Let’s face it: People constantly arrive at justifications for doing what’s easy and brings a quick reward—and it often doesn’t end well! Preferences, again, change with the circumstances. Peer pressure, fatigue, hunger, lust, a sense of injury, jealousy—all and more are powerful motivators to do what comes easiest and what will provide immediate gratification.

Convictions, conversely, stand up to temptation. They are rock solid and define who you are as a person. To violate a conviction is recognized immediately as a betrayal of who we are.

And, again, I think there’s a parallel here with departmental policy. All staff must have confidence in policies set by the agency. They must be so thoroughly convinced of its absolute truth and guidance that they are willing to take a stand regardless of the consequences in following that policy through. While policies aren’t laws, they are in a sense more powerful than law: professional and moral lanes of acceptable conduct held within ourselves.

This is why training is so important. Good training describes the how and why of what we do as first responders. You drill on the required skills until they become second nature. Good policy will often allow for discretion, while suggesting best-case outcomes. That’s good. Discretion allows the first responder leeway in interpreting and acting upon the totality of conditions they are facing in the service of a greater good. On the other hand, other policies are lines in the sand. You simply don’t cross them no matter what else is going on.

Characteristics of a Person with Convictions

So, if policies are like convictions, how do we train our first responders to better adhere to policy? Here I am going to look directly to Dr. Stanley, who inspired this column.
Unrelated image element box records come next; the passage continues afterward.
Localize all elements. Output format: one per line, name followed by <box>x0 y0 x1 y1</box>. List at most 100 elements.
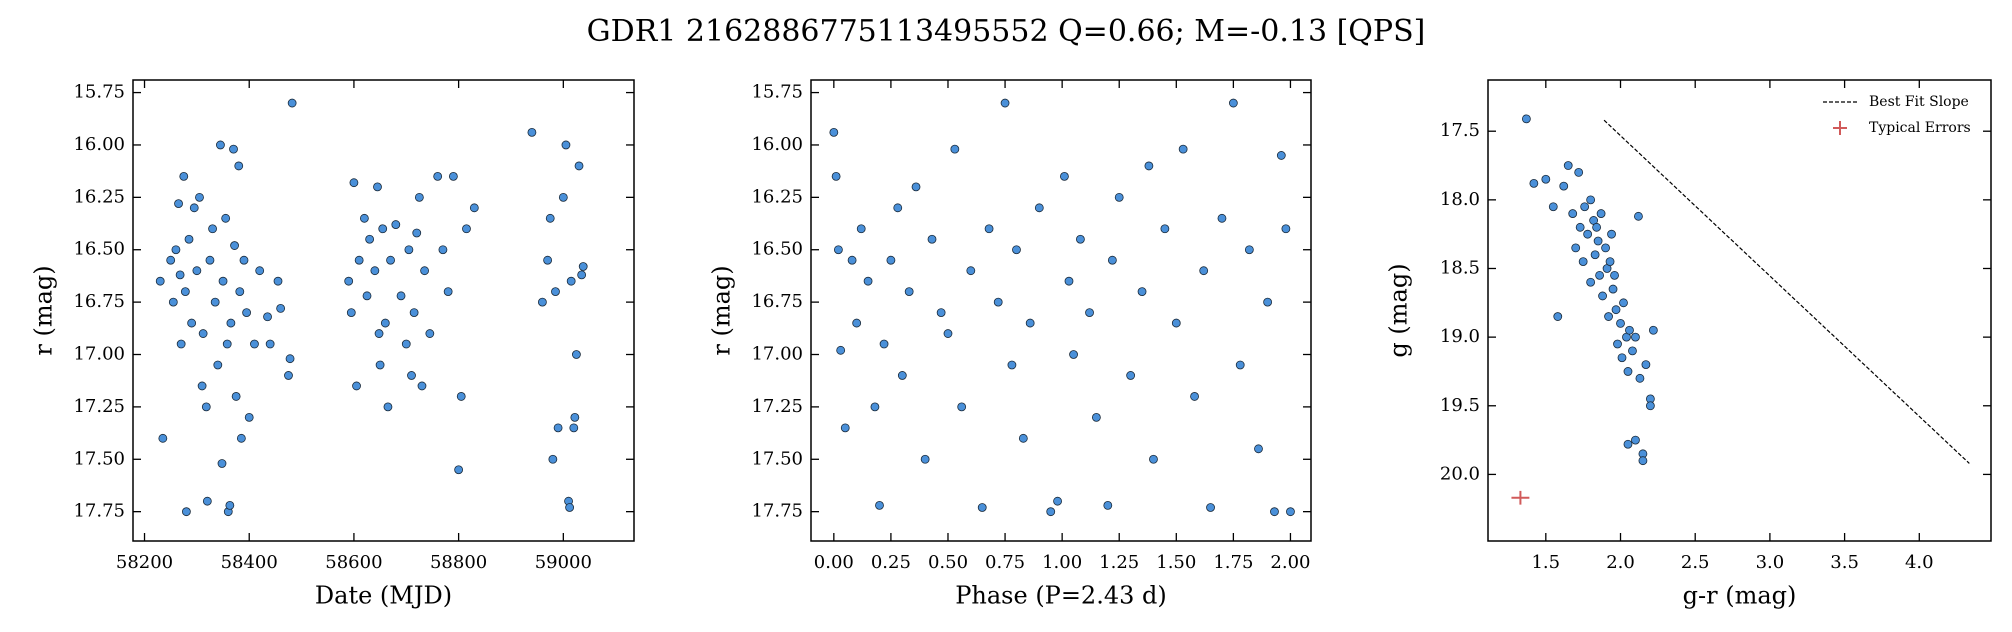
data-point <box>829 127 839 137</box>
data-point <box>391 220 401 229</box>
data-point <box>1160 224 1170 234</box>
data-point <box>1270 507 1279 517</box>
data-point <box>205 255 215 265</box>
data-point <box>957 402 967 412</box>
data-point <box>273 276 283 286</box>
data-point <box>404 245 414 255</box>
data-point <box>577 270 587 280</box>
y-tick-label: 19.5 <box>1440 395 1480 416</box>
data-point <box>548 454 558 464</box>
data-point <box>443 287 453 297</box>
y-tick-label: 16.00 <box>73 134 125 155</box>
data-point <box>448 171 458 181</box>
data-point <box>425 329 435 338</box>
data-point <box>1178 144 1188 154</box>
data-point <box>374 329 384 338</box>
data-point <box>1548 202 1558 212</box>
y-tick-label: 17.00 <box>751 344 803 365</box>
data-point <box>412 228 422 238</box>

  • A sense of purpose: We know where we are headed and walk a definite path to get there by rejecting preferences that can harm us or others, or might get us in trouble. Instead of going with the crowd or seeking profit or pleasure, we follow convictions. Do your personnel have a sense of overarching purpose in all that they do?
  • Trust: This is the strength that enables us to live out our convictions without compromise. It is what our agency expects as well as our community. Do your personnel have trust in their community and agency?
  • Courage: It’s easy to stand for our convictions when we are among like-minded people in our organization. But if we are surrounded by those who think and live by preferences, who are narrow-minded and foolish, we need courage to stand by our convictions. Are your personnel courageous in standing up for what’s right, even if unpopular under certain circumstances?
  • Big-picture thinking: Before surrendering our convictions or denying what we honestly believe, we must look ahead to see the long-term effects of compromise at work and in our lives and in those who watch or listen to us. Do your personnel think beyond the present circumstances and problem solve with an eye to the greater good?

Causes of Compromise of Our Convictions

There are many reasons people compromise their convictions in favor of their preferences, just as there are many reasons people will give for disobeying policy. It can be unpopular to do what’s right, at times. It might require more time or more effort, and standing up for convictions can open up a first responder to criticism or outright rejection. Nevertheless, our priority must be public service—and this must be reflected both in our convictions held at the individual level and also in our policy at the agency level. It’s who we are and it’s what we do, and nothing less will suffice.